Keynesian economics is based on theories, not verifiable facts. Moreover, Lord Keynes wrote the General Theory of Employment, Interest, and Money during the Great Depression, a worldwide event that traumatized tens of millions. It can fairly be said that the General Theory was a work heavily influenced by the highly unusual economic conditions of the times.


It is also more than a little unclear whether the Great Depression was the result of a failure of markets or a failure of government policy, although the General Theory appears to assume the former. Lords of Finance: The Bankers Who Broke the World, Penguin Press 2009, is a fascinating read about the CENTRAL bankers who arrogantly believed they could guide monetary policy for the benefit of their respective economies. The book won the 2010 Pulitzer Prize for History. Likewise, there is also some question as to whether Franklin D. Roosevelt’s policies helped end the Great Depression or exacerbated and extended it (See the Cato excerpt at the end of this article. Although you might want to ignore the political undertones and just read it for the historical data presented).
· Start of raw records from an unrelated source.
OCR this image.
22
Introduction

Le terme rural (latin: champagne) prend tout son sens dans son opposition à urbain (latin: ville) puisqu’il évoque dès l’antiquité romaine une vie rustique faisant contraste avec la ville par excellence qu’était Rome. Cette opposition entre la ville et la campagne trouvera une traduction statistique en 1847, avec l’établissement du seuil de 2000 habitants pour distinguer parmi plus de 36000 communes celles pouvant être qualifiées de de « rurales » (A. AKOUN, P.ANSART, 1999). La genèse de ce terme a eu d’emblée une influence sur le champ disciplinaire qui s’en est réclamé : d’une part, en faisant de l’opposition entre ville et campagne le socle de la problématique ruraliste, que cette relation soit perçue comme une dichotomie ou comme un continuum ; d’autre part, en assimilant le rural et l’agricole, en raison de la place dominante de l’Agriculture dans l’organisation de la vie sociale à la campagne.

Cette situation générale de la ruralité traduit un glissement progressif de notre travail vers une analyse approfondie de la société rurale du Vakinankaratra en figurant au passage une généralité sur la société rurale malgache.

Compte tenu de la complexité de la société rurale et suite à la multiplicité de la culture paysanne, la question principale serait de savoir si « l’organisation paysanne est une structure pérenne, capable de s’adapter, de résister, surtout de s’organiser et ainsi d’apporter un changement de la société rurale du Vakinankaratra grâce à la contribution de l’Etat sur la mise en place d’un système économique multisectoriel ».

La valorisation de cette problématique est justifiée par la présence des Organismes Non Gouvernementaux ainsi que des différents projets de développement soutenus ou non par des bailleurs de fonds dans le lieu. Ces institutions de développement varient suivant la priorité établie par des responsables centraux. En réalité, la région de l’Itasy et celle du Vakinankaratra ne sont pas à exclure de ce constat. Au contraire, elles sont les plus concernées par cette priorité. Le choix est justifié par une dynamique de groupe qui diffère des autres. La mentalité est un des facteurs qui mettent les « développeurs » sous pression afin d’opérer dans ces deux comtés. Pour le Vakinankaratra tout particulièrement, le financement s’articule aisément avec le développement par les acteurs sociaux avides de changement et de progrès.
Keynesian economics is dominant among public policy makers currently, but it does not stand alone as a theory of how economies work (or don’t work as the case may be). The Austrian school of economics, for instance, puts forth very different theories of how an economy works. “The Austrian School believes that the subjective choices of individuals underlie all economic phenomena. Austrians seek to understand the observed economy by examining the social ramifications of such individual choice. This approach, termed methodological individualism, differs significantly from many other schools of economic thought, which have placed less importance on individual knowledge, time, expectation, and other subjective factors and focused instead on aggregate variables, equilibrium analysis, and the consideration of societal groups rather than individuals.[13],” Wikipedia



Personally I think Kahneman and Tversky would find much to like in the Austrian School’s focus on the subjective choices of individuals as the foundation of all economic phenoma given that, Kahneman and Tversky did notable work on the psychology of judgment and decision-making, behavioral economics and hedonic psychology, and established a cognitive basis for common human errors which arise from heuristics and biases (Kahneman & Tversky, 1973; Kahneman, Slovic & Tversky, 1982; Tversky & Kahneman, 1974).



Regardless, the point is that Economics is not, never has been, and perhaps never will be a science in the “hard” sense. Nor do economists or public policy makers have the knowledge or even the necessary data to “fine-tune” or proactively manage the American economy. The idea that the Federal Reserve can taper its way out of Quantitative Easing without unintended negative consequences is closely held by the U.S. stock market for the time being. Yet it is far more likely that the Federal Reserve will continue to taper until bad stuff starts happening again…and then back pedal furiously as it opens the spigots once more in an effort to save the day.


The Fed’s ability to keep order in both the economy and markets requires energy, apparently in ever increasing quantities based on the observable trends. But the Second Law of Thermodynamics is unlikely to be denied and the Federal Reserve’s attempt to thwart it unlikely to be successful.